Gema
La invitación había sido una sorpresa. No de parte de Hugo, mi mejor amigo, que parecía vivir en una nebulosa desde que el fútbol ocupaba cada uno de sus pensamientos, sino de su madre. La voz cálida y melodiosa de la señora Vega al otro lado del teléfono era un contraste tan abrupto con el silencio de mi propia casa que casi me descoloca.
-Gema, cariño, es el cumpleaños de Roberto y queremos celebrarlo con una cena familiar. Es una sorpresa para él, será en dos semanas y como eres parte de esta familia, queremos que estés aquí.-había dicho.
Familia. La palabra resonó en el vacío del salón de mi casa, tan grande, tan limpia, tan deshabitada.

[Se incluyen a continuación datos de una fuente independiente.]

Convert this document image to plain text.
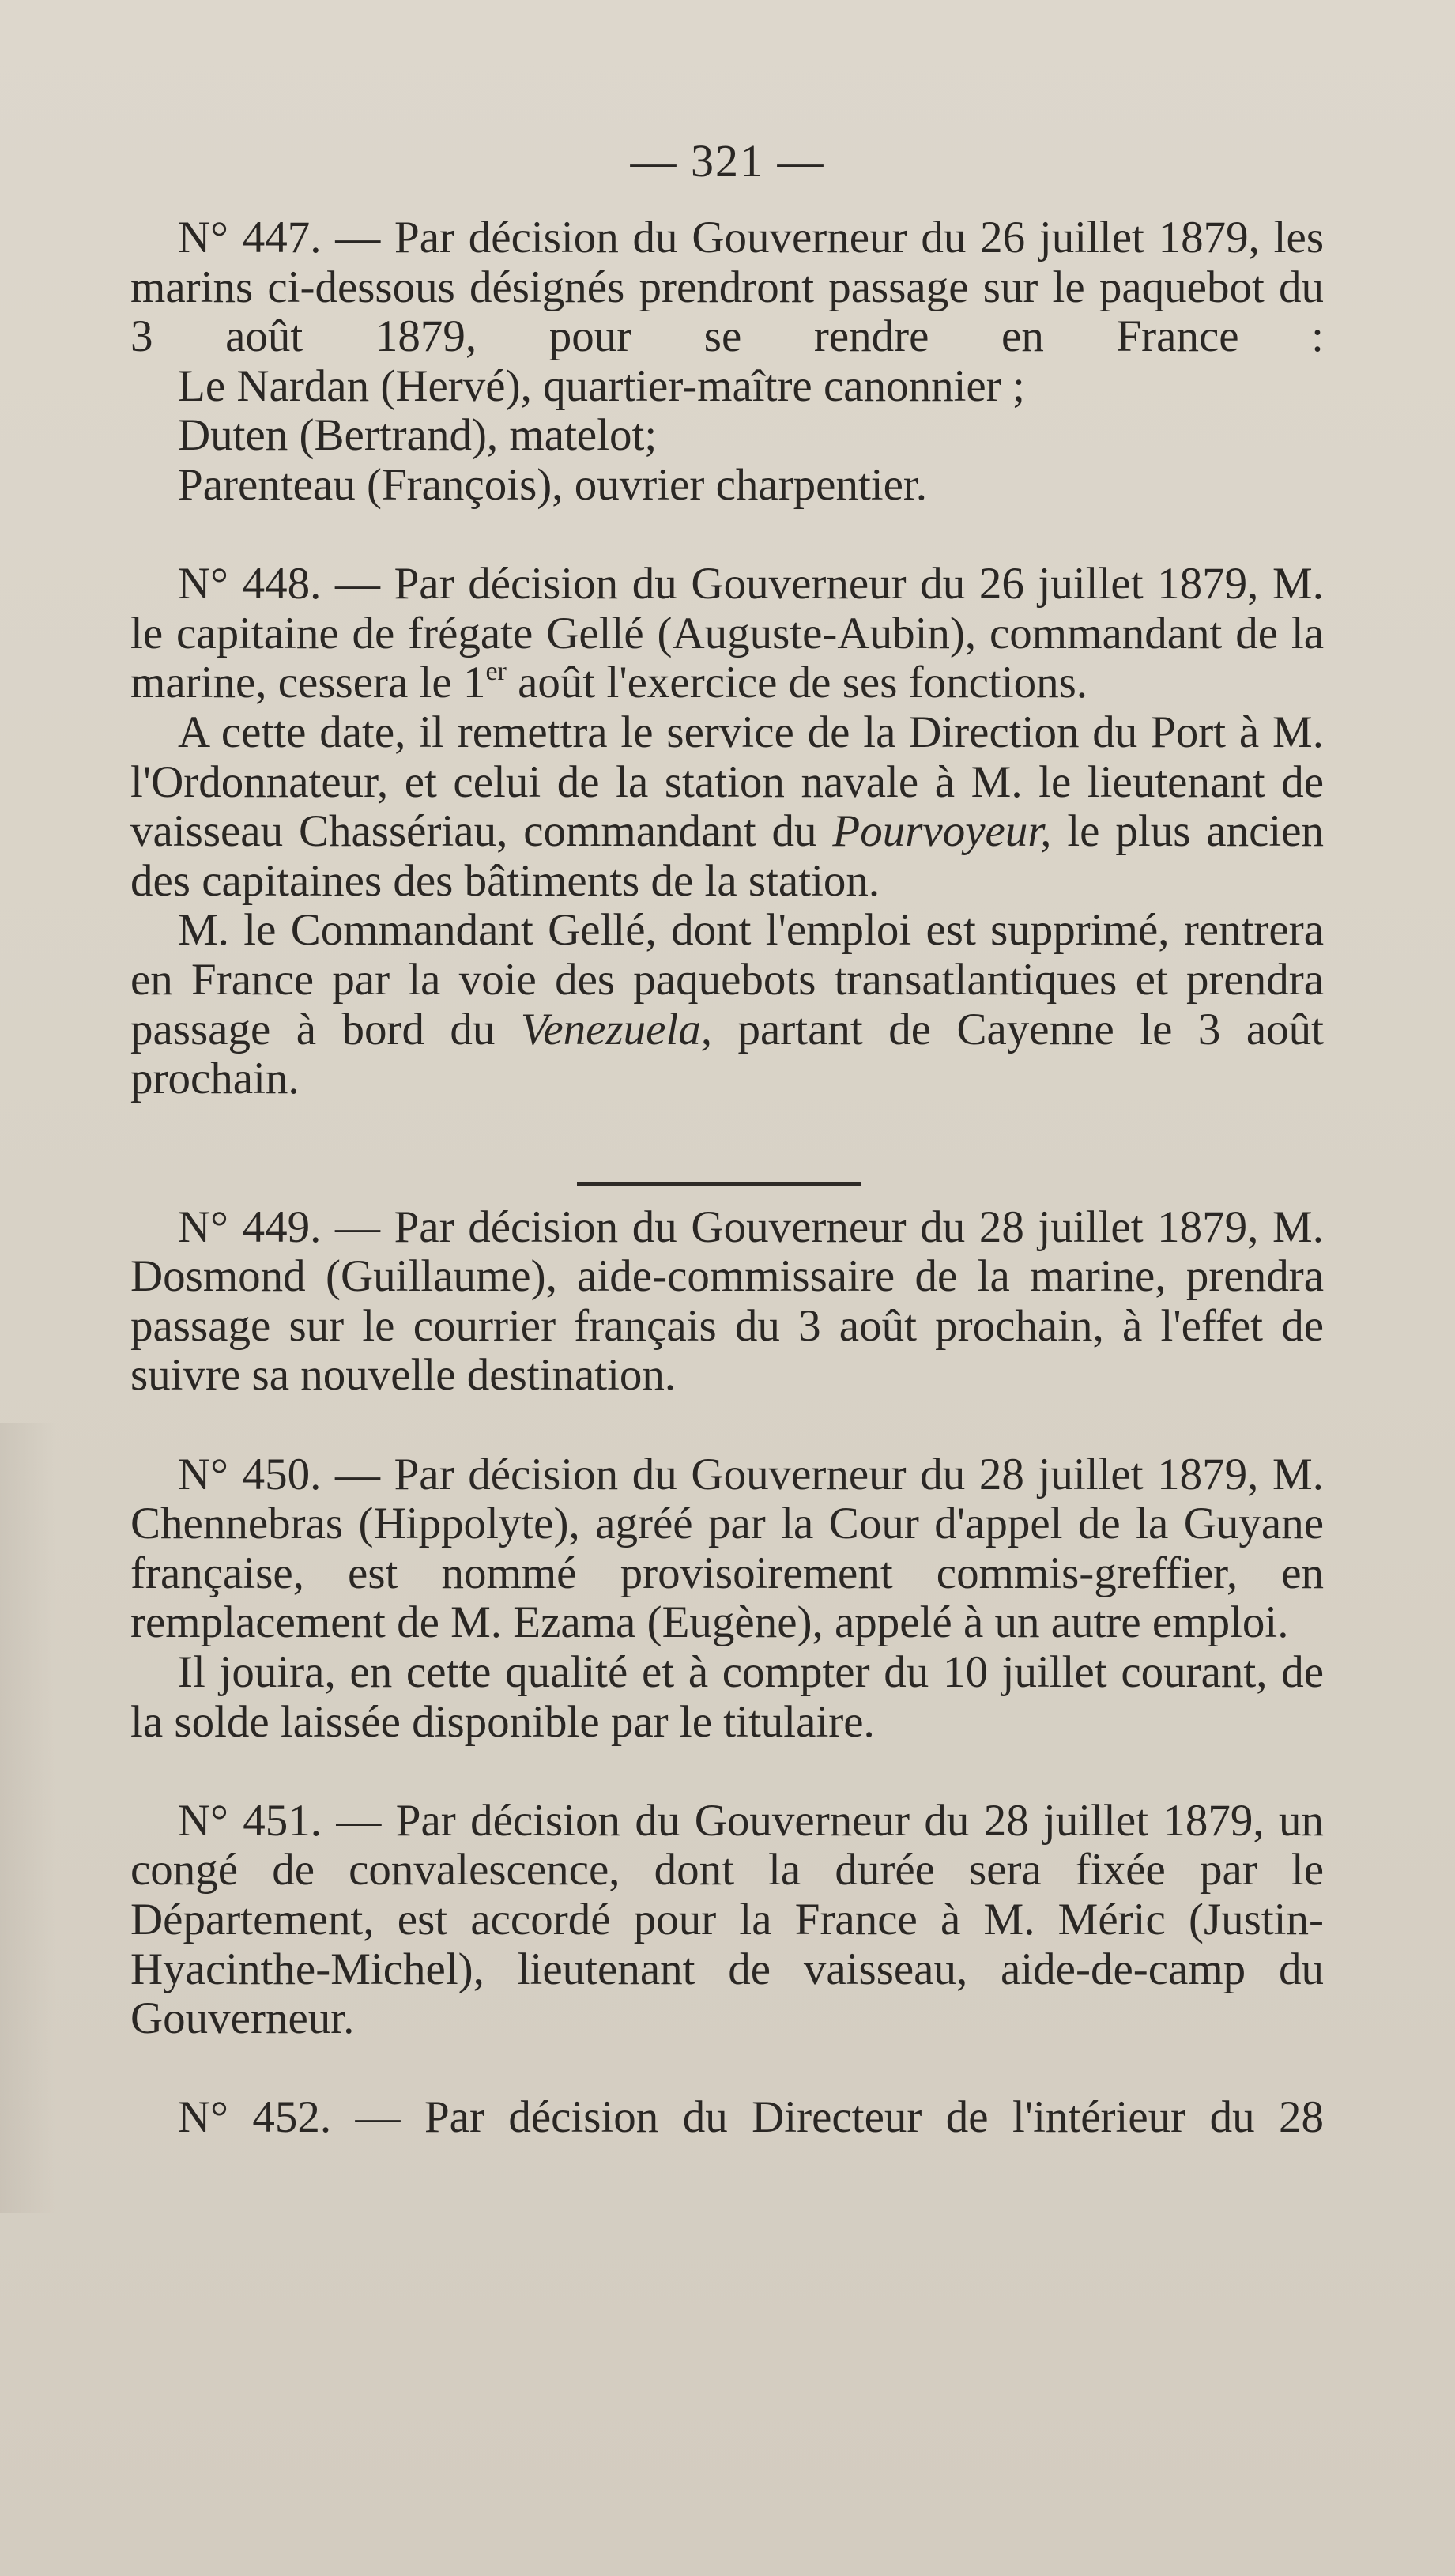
— 321 —

N° 447. — Par décision du Gouverneur du 26 juillet 1879, les marins ci-dessous désignés prendront passage sur le paquebot du 3 août 1879, pour se rendre en France :

Le Nardan (Hervé), quartier-maître canonnier ;

Duten (Bertrand), matelot;

Parenteau (François), ouvrier charpentier.

N° 448. — Par décision du Gouverneur du 26 juillet 1879, M. le capitaine de frégate Gellé (Auguste-Aubin), commandant de la marine, cessera le 1er août l'exercice de ses fonctions.

A cette date, il remettra le service de la Direction du Port à M. l'Ordonnateur, et celui de la station navale à M. le lieutenant de vaisseau Chassériau, commandant du Pourvoyeur, le plus ancien des capitaines des bâtiments de la station.

M. le Commandant Gellé, dont l'emploi est supprimé, rentrera en France par la voie des paquebots transatlantiques et prendra passage à bord du Venezuela, partant de Cayenne le 3 août prochain.

N° 449. — Par décision du Gouverneur du 28 juillet 1879, M. Dosmond (Guillaume), aide-commissaire de la marine, prendra passage sur le courrier français du 3 août prochain, à l'effet de suivre sa nouvelle destination.

N° 450. — Par décision du Gouverneur du 28 juillet 1879, M. Chennebras (Hippolyte), agréé par la Cour d'appel de la Guyane française, est nommé provisoirement commis-greffier, en remplacement de M. Ezama (Eugène), appelé à un autre emploi.

Il jouira, en cette qualité et à compter du 10 juillet courant, de la solde laissée disponible par le titulaire.

N° 451. — Par décision du Gouverneur du 28 juillet 1879, un congé de convalescence, dont la durée sera fixée par le Département, est accordé pour la France à M. Méric (Justin-Hyacinthe-Michel), lieutenant de vaisseau, aide-de-camp du Gouverneur.

N° 452. — Par décision du Directeur de l'intérieur du 28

Mis padres, otros millonarios en la misma escala de riqueza que los Vega, celebraban la vida acumulando sellos en sus pasaportes, no alrededor de una mesa. Su concepto de unión familiar era una llamada de Zoom en Navidad o un audio de voz. Los Vega, en cambio, a pesar de su fortuna y su imponente casa, vivían apilados los unos sobre los otros, riendo, discutiendo, existiendo bajo el mismo techo. Valoraban el ruido de la compañía sobre el silencio de la soledad comprada. Esa diferencia, esa punzada de envidia sana, fue la que me hizo aceptar y la que me llevó a esmerarme tanto esta noche.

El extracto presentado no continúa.